Wintone used the sputtering motor to return across the lake surface to the scene of Borne’s death, then he closed the throttle and in silence used the oars to maneuver the flat-bottomed boat as close as he could to the bank. He moved the boat parallel to the bank, doing more poling with the oars than actual rowing, scraping bottom occasionally on underwater rises or stumps. With the glistening, empty expanse of lake at his back, Wintone concentrated on the wavering waterline along the bank, peering into the shadows of overhanging brush or decaying tree stumps. The sun glancing off the lake behind him seemed to draw the sweat from him, molding his tan uniform shirt to his broad back.

The overgrown section of bank was a shadowed graveyard of floating debris. Wintone saw a faded brimmed cap adorned with barbed lures, a broken piece of styrofoam picnic cooler caught nearby in the weeds, a splintered oar. And ten minutes later he found Claude Borne’s cracked cider jug, half-concealed by an overhanging growth of vines and gently bobbing upside down with the crack above the waterline.

Wintone got the boat in as close as he could and worked the jug over to him with an oar. What liquid was left inside was still thick and golden, mostly undiluted cider. The sheriff uncorked the jug and sniffed at its contents, then he tilted it with the crack away so he could wet a finger to touch to his tongue. Sweet cider, without a trace of alcohol.

Wintone laid the glass jug carefully in the bottom of the boat, then worked with the oars, half-poling, half-rowing for some time until he was in water deep enough to put the motor down and use it. He felt the prop bite into the lake as the bow rose high.

When he got back to Hooper’s Dock, he wrapped the jug in an old blanket and propped it at the right angle in the trunk of the patrol car, wedged against the spare tire so it couldn’t move.

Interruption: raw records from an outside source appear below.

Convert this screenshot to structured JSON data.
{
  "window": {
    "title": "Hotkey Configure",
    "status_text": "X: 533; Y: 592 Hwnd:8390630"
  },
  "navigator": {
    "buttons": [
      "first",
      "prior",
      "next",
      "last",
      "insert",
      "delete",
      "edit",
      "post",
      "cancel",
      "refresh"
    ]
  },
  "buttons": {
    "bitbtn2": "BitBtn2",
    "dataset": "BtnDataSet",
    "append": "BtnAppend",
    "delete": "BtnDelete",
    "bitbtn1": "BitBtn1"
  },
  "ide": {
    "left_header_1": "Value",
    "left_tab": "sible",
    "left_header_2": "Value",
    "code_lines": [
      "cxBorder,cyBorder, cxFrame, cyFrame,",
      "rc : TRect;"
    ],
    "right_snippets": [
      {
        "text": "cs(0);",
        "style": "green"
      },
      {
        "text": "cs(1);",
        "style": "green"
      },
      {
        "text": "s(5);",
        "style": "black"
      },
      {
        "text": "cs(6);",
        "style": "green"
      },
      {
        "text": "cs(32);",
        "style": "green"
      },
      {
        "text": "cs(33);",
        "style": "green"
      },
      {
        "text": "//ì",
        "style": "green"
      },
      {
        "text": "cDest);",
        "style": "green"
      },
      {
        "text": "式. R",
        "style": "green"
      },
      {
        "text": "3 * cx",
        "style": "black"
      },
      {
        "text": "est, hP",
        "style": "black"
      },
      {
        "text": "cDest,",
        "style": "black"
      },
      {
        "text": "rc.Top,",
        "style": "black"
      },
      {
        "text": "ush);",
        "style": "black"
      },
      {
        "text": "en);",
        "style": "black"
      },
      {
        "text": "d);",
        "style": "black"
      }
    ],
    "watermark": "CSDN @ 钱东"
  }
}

Then he drove back into Colver and went directly to Doc Amis’s.

When Wintone entered the otherwise empty waiting room, Sarah was on the telephone arranging an appointment. Though her voice remained professionally serious, her lips shaped a smile around her words as she saw Wintone.

“I guess you’re here about Claude Borne,” she said when she’d hung up the phone. She looked tired, and the slightly wilted red chrysanthemum pinned to her white uniform did little to add color to her pretty but haggard features.